Best of Shelf
in Napoli where love is king
Wait, Parmigiano Reggiano is considered the king.
Then there is burrata, a little cloud of love, a late bloomer.
But not just any burrata. Burrata, imported from Italy, is eye-opening but hard to get.
However, there is an artisan burrata made in the US by an Italian immigrant; it is a burrata from Di Stefano’s located in Pomona CA.
Mimmo Bruno made his first vat of mozzarella at age 12.
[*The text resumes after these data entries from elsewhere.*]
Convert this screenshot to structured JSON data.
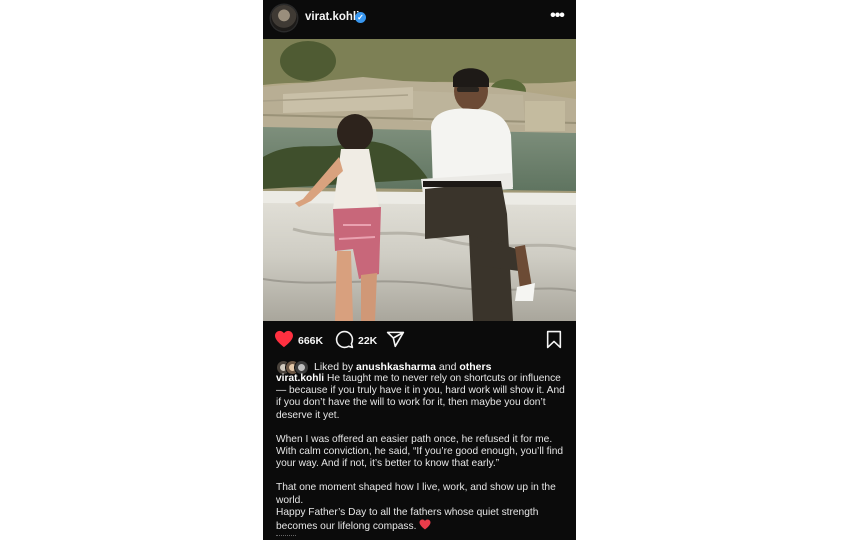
{
  "post": {
    "username": "virat.kohli",
    "verified_mark": "✓",
    "more_icon": "•••"
  },
  "actions": {
    "likes_count": "666K",
    "comments_count": "22K",
    "icons": [
      "heart-icon",
      "comment-icon",
      "share-icon",
      "bookmark-icon"
    ],
    "heart_color": "#ff3040"
  },
  "likes": {
    "prefix": "Liked by ",
    "liker": "anushkasharma",
    "conj": " and ",
    "others": "others"
  },
  "caption": {
    "username": "virat.kohli",
    "para1": " He taught me to never rely on shortcuts or influence — because if you truly have it in you, hard work will show it. And if you don’t have the will to work for it, then maybe you don’t deserve it yet.",
    "para2": "When I was offered an easier path once, he refused it for me. With calm conviction, he said, “If you’re good enough, you’ll find your way. And if not, it’s better to know that early.”",
    "para3a": "That one moment shaped how I live, work, and show up in the world.",
    "para3b": "Happy Father’s Day to all the fathers whose quiet strength becomes our lifelong compass."
  },
  "colors": {
    "background": "#0b0b0b",
    "verified": "#3897f0"
  }
}
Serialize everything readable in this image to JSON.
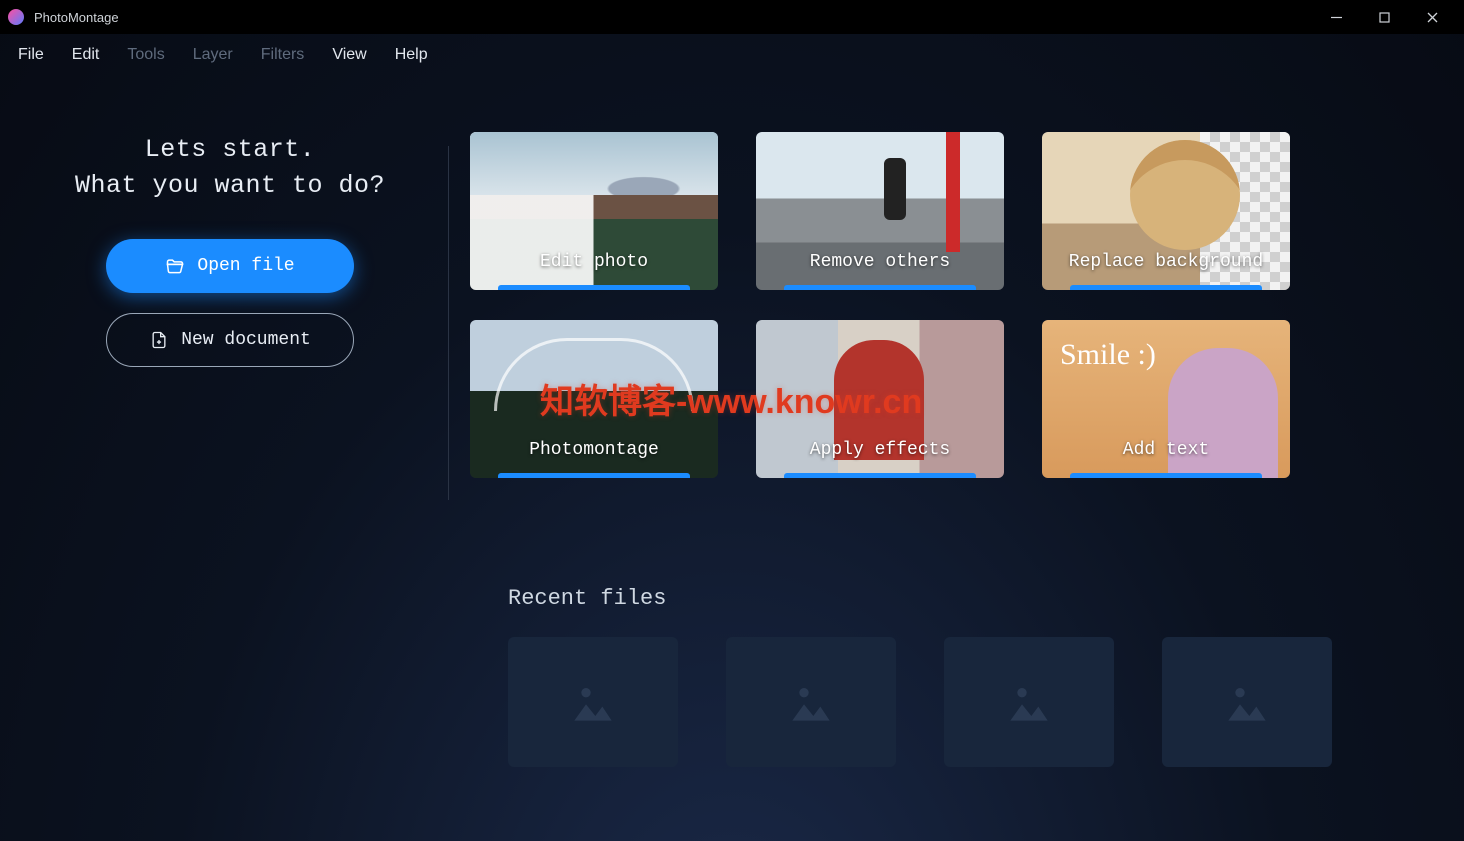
{
  "app": {
    "title": "PhotoMontage"
  },
  "menu": {
    "items": [
      {
        "label": "File",
        "enabled": true
      },
      {
        "label": "Edit",
        "enabled": true
      },
      {
        "label": "Tools",
        "enabled": false
      },
      {
        "label": "Layer",
        "enabled": false
      },
      {
        "label": "Filters",
        "enabled": false
      },
      {
        "label": "View",
        "enabled": true
      },
      {
        "label": "Help",
        "enabled": true
      }
    ]
  },
  "start": {
    "heading_line1": "Lets start.",
    "heading_line2": "What you want to do?",
    "open_file": "Open file",
    "new_document": "New document"
  },
  "cards": [
    {
      "label": "Edit photo"
    },
    {
      "label": "Remove others"
    },
    {
      "label": "Replace background"
    },
    {
      "label": "Photomontage"
    },
    {
      "label": "Apply effects"
    },
    {
      "label": "Add text",
      "overlay_text": "Smile :)"
    }
  ],
  "recent": {
    "title": "Recent files",
    "placeholders": 4
  },
  "watermark": "知软博客-www.knowr.cn"
}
Mimmo grew up in the Puglia region of Italy. He says the first burrata showed up there in the 1970s. From Mimmo, "It quickly became a regional favorite – everybody was soon trying to make it. But when I left Italy in 1986, burrata was still very much a regional cheese – if you went 100 kilometers out of Puglia, no one knew what it was."
Hmmm, Mimmo looks about my age.
You know, I had an Italian pen pal in grade school…
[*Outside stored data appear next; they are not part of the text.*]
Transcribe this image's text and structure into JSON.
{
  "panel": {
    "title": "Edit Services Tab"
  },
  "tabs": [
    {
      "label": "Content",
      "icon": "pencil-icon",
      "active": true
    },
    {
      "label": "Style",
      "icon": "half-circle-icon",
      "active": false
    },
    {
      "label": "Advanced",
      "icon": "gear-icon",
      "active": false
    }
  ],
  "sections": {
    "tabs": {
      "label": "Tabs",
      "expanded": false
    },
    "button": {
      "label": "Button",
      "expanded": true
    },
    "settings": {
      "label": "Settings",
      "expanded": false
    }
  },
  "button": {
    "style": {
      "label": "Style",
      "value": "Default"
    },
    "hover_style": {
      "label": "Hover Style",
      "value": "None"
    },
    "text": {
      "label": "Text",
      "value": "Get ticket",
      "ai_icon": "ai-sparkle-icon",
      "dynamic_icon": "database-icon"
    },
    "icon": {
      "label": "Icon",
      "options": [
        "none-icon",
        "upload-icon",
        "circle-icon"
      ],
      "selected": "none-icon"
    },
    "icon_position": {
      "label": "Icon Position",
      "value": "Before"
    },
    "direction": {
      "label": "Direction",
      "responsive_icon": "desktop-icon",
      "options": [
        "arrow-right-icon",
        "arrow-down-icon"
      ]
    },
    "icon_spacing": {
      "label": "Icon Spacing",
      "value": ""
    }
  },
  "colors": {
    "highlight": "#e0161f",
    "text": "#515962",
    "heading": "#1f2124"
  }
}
It was 1968 or so; gosh, I can still remember how amazing it was going to be to;
A- have a pen pal.
B -have it be A BOY
AND
C- Italian?!!!
Of course, he would be my boyfriend. We would finally meet after a few years of being pen pals. It would be over a bowl of spaghetti and meatballs.
After all, When the moon hits your eye like a big pizza pie. That's Amore.
I knew I had to get my first letter sent off. I wrote my pen pal about my third-grade class at Robert P Gage School. I told him I loved being in plays, with my latest role being Kanga from Winnie the Pooh. I auditioned for Winnie, but I got cast as Kanga, likely because Pooh would look ridiculous being about 5 feet tall. I wrote him about Girl Scouts, how I was a patrol leader, and my love for Chef Boyardee pizza. That would impress him!
I mailed it off, and I waited and waited and waited. FINALLY, an envelope arrived with so many Italian stamps it looked almost official. However, I was sure it was from his heart.
Finally, my future husband responded.
I tore into the envelope and
It was all written in Italian.
Now what?
My mom found out one of my girl scout troop members' grandmother was visiting, and she was Italian! We made arrangements for the translation.
I don't recall what was in the letter, but probably name, rank, and serial number. And a request for a photo of me.
So I got to work on my second letter. I enclosed a photo and sealed it with a kiss, possibly with some Avon brand lipstick.
Then I waited.
I never heard back.
Mimmo Bruno if it was you, ti sei perso.
Back to burrata. Mimmo immigrated to the United States and opened a cheese factory in Los Angeles in 1996 — a company called Tutto Latte. Stefano, Mimmo's son said, "My dad started off with the traditional cheeses everyone in the United States already knew: ricotta, mozzarella, mascarpone," "He also started making burrata.” Mimmo was the first person in the United States to make it.
No one knew about burrata Until Mimmo got connected with Nancy Silverton [a personal fave chef of mine!] She tasted it,
'Holy crap, this is exactly what I had in Italy.' It eventually went on her menu and is still there today. She has Mozza in LA—a bucket list restaurant for me.
In 2009 burrata started to take off. Sadly, Mimmo ended up closing Tutto Latte. He was feeling defeated for not getting recognization for bringing burrata to the natives.
See Mimmo; we could have been great pals.
Mimmo and his son Stefano decided to try again.
Sounds familiar, pen pal.
They opened Di Stefano, named after his son. It is a boutique-style artisan cheese plant dedicated to making burrata and other fresh Italian-style cheeses.
The milk used for the fresh cheeses is delivered daily from cows not treated with growth hormones. Di Stefanos supports farmers with ethical farming practices who keep their cows in large, healthy pastures, free to roam where they wish.
You can taste it in Mimmo's burrata.
I'm not going to lie. I have the grocery store burrata in my fridge right now. Bel Goisio. And it's pretty good. Or should I say it seemed that way until I tried di Stefano’s again. The milky sweetness is incomparable. The world will shine like you've had too much wine.
I know it's tomato season, and I know that's what you want to do. Caprese. Some of you may even go the stone fruit route with a drizzle of balsamic. That is delicious! But I beg you to reserve one bite and make it a simple bite. Taste the cheese.
Just a drizzle of EVOO, a kiss of crunchy salt, and a crusty baguette.
Might I suggest a lovely French number I just got in? Castelines Classic AOP Vallée des Baux de Provence. I know, French EVOO, but it's grassy with a hint of artichoke.
Then just a sprinkle of Maldon flaky salt.
Serve with one of our baguettes. You need; five bucks [well, $4.95] and 20 minutes or so. Bake for 10 minutes and then cool for at least 10 minutes. Longer is better, but if you can't wait. I get it.
Ti sei perso [don't miss out].
That's Amore.
PS- I think my pen pal’s name was Mario. Anyone know him?